Ricetta braciole di maiale: cucinale come nell’antica Roma

Non solamente una grande storia, non solamente magnifici edifici e generali valorosi, non solo grandi battaglie e vittorie che hanno permesso un’espansione territoriale in tre diversi continenti. Gli antichi romani ci hanno lasciato, oltre a tutto ciò, anche delle abitudini a tavola che riscontriamo anche al giorno d’oggi. Qui vediamo la ricetta di braciole diffusa 2000 anni fa.

Sì perché anche chi abitava l’antica Roma era decisamente una buona forchetta (anche se, storicamente, le forchette sono arrivate molti secoli dopo).
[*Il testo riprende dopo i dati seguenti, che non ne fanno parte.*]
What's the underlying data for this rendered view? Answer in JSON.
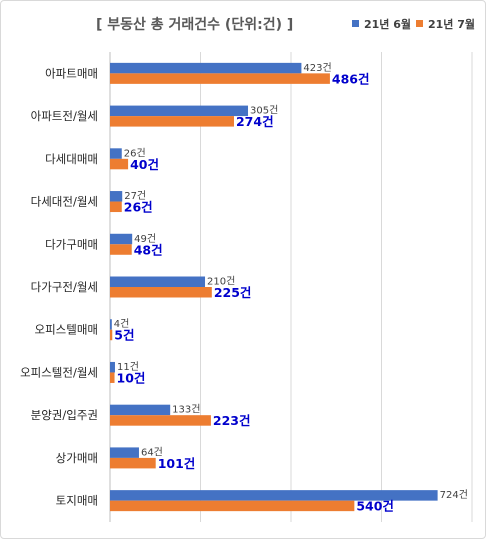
{
  "chart_data": {
    "type": "bar",
    "orientation": "horizontal",
    "title": "[ 부동산 총 거래건수 (단위:건) ]",
    "categories": [
      "아파트매매",
      "아파트전/월세",
      "다세대매매",
      "다세대전/월세",
      "다가구매매",
      "다가구전/월세",
      "오피스텔매매",
      "오피스텔전/월세",
      "분양권/입주권",
      "상가매매",
      "토지매매"
    ],
    "series": [
      {
        "name": "21년 6월",
        "color": "#4472C4",
        "values": [
          423,
          305,
          26,
          27,
          49,
          210,
          4,
          11,
          133,
          64,
          724
        ],
        "labels": [
          "423건",
          "305건",
          "26건",
          "27건",
          "49건",
          "210건",
          "4건",
          "11건",
          "133건",
          "64건",
          "724건"
        ]
      },
      {
        "name": "21년 7월",
        "color": "#ED7D31",
        "label_color": "#0000CC",
        "values": [
          486,
          274,
          40,
          26,
          48,
          225,
          5,
          10,
          223,
          101,
          540
        ],
        "labels": [
          "486건",
          "274건",
          "40건",
          "26건",
          "48건",
          "225건",
          "5건",
          "10건",
          "223건",
          "101건",
          "540건"
        ]
      }
    ],
    "xlim": [
      0,
      800
    ],
    "grid": true,
    "legend": "top-right"
  }
}
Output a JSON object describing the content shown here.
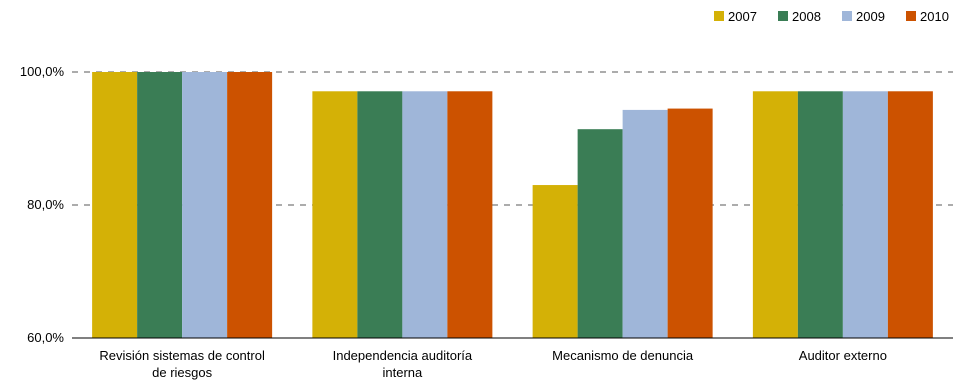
{
  "chart_data": {
    "type": "bar",
    "title": "",
    "xlabel": "",
    "ylabel": "",
    "categories": [
      [
        "Revisión sistemas de control",
        "de riesgos"
      ],
      [
        "Independencia auditoría",
        "interna"
      ],
      [
        "Mecanismo de denuncia"
      ],
      [
        "Auditor externo"
      ]
    ],
    "series": [
      {
        "name": "2007",
        "color": "#d4b106",
        "values": [
          100.0,
          97.1,
          83.0,
          97.1
        ]
      },
      {
        "name": "2008",
        "color": "#3a7d55",
        "values": [
          100.0,
          97.1,
          91.4,
          97.1
        ]
      },
      {
        "name": "2009",
        "color": "#9fb6d9",
        "values": [
          100.0,
          97.1,
          94.3,
          97.1
        ]
      },
      {
        "name": "2010",
        "color": "#cc5200",
        "values": [
          100.0,
          97.1,
          94.5,
          97.1
        ]
      }
    ],
    "ylim": [
      60,
      100
    ],
    "yticks": [
      {
        "value": 60,
        "label": "60,0%"
      },
      {
        "value": 80,
        "label": "80,0%"
      },
      {
        "value": 100,
        "label": "100,0%"
      }
    ],
    "grid": true,
    "legend": "top-right"
  }
}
In particolar modo i nobili, i signori, riservavano una grande importanza al mangiare e al mangiare bene. Molte ricette che oggi noi proponiamo sulle nostre tavole traggono origine e ispirazione proprio dalle abitudini dell’antica Roma, quando ci si incontrava nelle domus e, seduti sui triclini, si mangiava rigorosamente con le mani.

Ricetta braciole di maiale secondo il gastronomo latino Apicio

In questa nuova rubrica andiamo a scoprire alcune ricette e pietanze, di uso ancora attuale e comune, che venivano proposte anche tra le mura domestiche della Roma che fu. La prima “puntata” di questa rubrica abbiamo scelto una ricetta tanto comune quanto apprezzata nel mondo occidentale: le braciole di maiale.
Molto di quel che sappiamo delle usanze gastronomiche dei romani lo dobbiamo al più importante gastronomo di quel periodo, tale Apicio, che nel suo libro “De re coquinaria” (L’Arte Culinaria) ha raccolto tutte le ricette possibili diffuse nella Roma imperiale.
Apicio, nato nel 25 a.C., è stato oltre a un gastronomo anche un grande appassionato di cucina, tanto da aver sperperato quasi tutto il suo patrimonio in pantagruelici quanto lussuosi pasti.  Proprio dal suo De re coquinaria abbiamo estratto la ricetta delle braciole di maiale, proprio come venivano preparate nella Roma antica, o meglio a Ostia. Se volete quindi mettervi nei panni dei signori della vecchia Urbe, ecco la preparazione tipica che veniva presentata a quel tempo nella sua versione originale.
Gli ingredienti sono in maggioranza di facile reperimento (tranne il garum, una complessa colatura di pesce di grande utilizzo al tempo), quindi anche voi potete replicare in modo tutto sommato fedele una ricetta di due millenni fa e raccolta nel quarto capitolo del settimo libro dell’opera di Apicio.
Braciole alla moda di Ostia: incidi la pelle della braciola senza però levarla. Trita: pepe, ligustico (l’odierno levistico), aneto, cumino, silfio (pianta estinta ma sostituibile col finocchio selvatico), una bacca di alloro, tempera col garum; ritrita e versa in un recipiente insieme alla braciola. Dopo due o tre giorni di marinatura con i condimenti, ritirala, fermala con due stecchi incrociati e metti nel forno. A cottura ultimata, taglia la braciola lungo le tacche e trita: pepe, ligustico, tempera col garum e un po’ di passito per addolcire. Quando questa salsa sarà ben cotta, legala con l’amido, cospargila in dose abbondante sulle braciole e servi.